Glycine administration attenuates progression of dystrophic pathology in prednisolone-treated dystrophin/utrophin null mice.

Duchenne muscular dystrophy (DMD) is an X-linked genetic disease characterized by progressive muscle wasting and weakness and premature death. Glucocorticoids (e.g. prednisolone) remain the only drugs with a favorable impact on DMD patients, but not without side effects. We have demonstrated that glycine preserves muscle in various wasting models. Since glycine effectively suppresses the activity of pro-inflammatory macrophages, we investigated the potential of glycine treatment to ameliorate the dystrophic pathology.

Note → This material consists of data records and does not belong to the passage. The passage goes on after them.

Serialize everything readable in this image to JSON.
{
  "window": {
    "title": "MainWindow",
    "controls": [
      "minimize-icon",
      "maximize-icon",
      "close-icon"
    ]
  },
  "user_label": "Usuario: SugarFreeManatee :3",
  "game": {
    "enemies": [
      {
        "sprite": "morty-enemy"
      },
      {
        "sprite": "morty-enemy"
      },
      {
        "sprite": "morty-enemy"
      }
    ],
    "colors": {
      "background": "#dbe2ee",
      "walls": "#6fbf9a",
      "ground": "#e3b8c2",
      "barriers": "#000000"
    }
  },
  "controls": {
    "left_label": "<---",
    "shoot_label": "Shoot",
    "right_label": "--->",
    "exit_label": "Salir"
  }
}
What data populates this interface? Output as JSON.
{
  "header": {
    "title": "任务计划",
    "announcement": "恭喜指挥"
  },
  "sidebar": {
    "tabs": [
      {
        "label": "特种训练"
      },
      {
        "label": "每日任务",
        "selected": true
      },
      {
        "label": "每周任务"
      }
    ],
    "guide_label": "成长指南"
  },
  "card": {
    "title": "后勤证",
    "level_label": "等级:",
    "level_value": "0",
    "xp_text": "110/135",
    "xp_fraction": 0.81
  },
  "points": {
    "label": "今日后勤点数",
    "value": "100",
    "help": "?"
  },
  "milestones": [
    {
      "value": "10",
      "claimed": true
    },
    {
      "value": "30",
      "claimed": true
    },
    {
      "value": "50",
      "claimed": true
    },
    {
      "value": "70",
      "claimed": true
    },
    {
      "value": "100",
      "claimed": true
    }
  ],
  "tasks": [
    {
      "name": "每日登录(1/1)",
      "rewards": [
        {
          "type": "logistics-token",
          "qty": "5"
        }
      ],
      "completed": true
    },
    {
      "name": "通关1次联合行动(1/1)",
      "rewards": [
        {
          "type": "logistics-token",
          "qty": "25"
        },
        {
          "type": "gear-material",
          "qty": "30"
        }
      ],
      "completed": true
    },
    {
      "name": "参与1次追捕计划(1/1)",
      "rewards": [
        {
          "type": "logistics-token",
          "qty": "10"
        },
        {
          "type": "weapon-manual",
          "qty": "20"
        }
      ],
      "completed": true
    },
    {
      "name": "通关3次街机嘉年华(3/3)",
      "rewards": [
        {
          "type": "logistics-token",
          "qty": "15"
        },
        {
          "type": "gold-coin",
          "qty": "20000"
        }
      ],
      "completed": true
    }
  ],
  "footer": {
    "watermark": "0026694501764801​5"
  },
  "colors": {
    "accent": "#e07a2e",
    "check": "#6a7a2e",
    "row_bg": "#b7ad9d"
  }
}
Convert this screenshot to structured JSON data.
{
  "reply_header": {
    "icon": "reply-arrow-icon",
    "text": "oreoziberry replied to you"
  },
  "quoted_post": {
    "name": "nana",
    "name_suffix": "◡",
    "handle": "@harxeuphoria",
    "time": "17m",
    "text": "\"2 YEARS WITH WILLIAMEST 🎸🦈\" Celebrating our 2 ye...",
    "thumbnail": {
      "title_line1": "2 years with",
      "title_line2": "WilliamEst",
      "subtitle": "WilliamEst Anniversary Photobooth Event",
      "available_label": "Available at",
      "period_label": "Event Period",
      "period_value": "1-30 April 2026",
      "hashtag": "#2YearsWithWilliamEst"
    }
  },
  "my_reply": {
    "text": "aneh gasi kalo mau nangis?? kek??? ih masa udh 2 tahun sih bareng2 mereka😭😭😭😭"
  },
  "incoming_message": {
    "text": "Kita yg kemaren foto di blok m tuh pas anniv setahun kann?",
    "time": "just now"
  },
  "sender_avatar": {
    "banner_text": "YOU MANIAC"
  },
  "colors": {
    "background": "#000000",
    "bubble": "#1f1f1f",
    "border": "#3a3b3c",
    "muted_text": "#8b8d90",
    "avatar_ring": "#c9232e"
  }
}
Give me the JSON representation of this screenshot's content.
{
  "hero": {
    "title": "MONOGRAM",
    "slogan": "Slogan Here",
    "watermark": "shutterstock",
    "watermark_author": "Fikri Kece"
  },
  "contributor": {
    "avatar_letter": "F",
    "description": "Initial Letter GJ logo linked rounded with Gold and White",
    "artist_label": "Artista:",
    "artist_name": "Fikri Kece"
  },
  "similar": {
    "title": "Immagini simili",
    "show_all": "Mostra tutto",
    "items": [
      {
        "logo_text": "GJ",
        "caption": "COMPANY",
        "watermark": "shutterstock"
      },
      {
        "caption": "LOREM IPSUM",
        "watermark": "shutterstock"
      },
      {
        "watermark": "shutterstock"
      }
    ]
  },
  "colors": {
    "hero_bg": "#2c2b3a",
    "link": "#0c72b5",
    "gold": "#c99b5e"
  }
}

Dystrophic mdx and dystrophin-utrophin null (dko) mice were treated with glycine or L-alanine (amino acid control) for up to 15 weeks and voluntary running distance (a quality of life marker and strong correlate of lifespan in dko mice) and muscle morphology were assessed. Glycine increased voluntary running distance in mdx mice by 90% (P < 0.05) after 2 weeks and by 60% (P < 0.01) in dko mice co-treated with prednisolone over an 8 week treatment period. Glycine treatment attenuated fibrotic deposition in the diaphragm by 28% (P < 0.05) after 10 weeks in mdx mice and by 22% (P < 0.02) after 14 weeks in dko mice. Glycine treatment augmented the prednisolone-induced reduction in fibrosis in diaphragm muscles of dko mice (23%, P < 0.05) after 8 weeks. Our findings provide strong evidence that glycine supplementation may be a safe, simple and effective adjuvant for improving the efficacy of prednisolone treatment and improving the quality of life for DMD patients.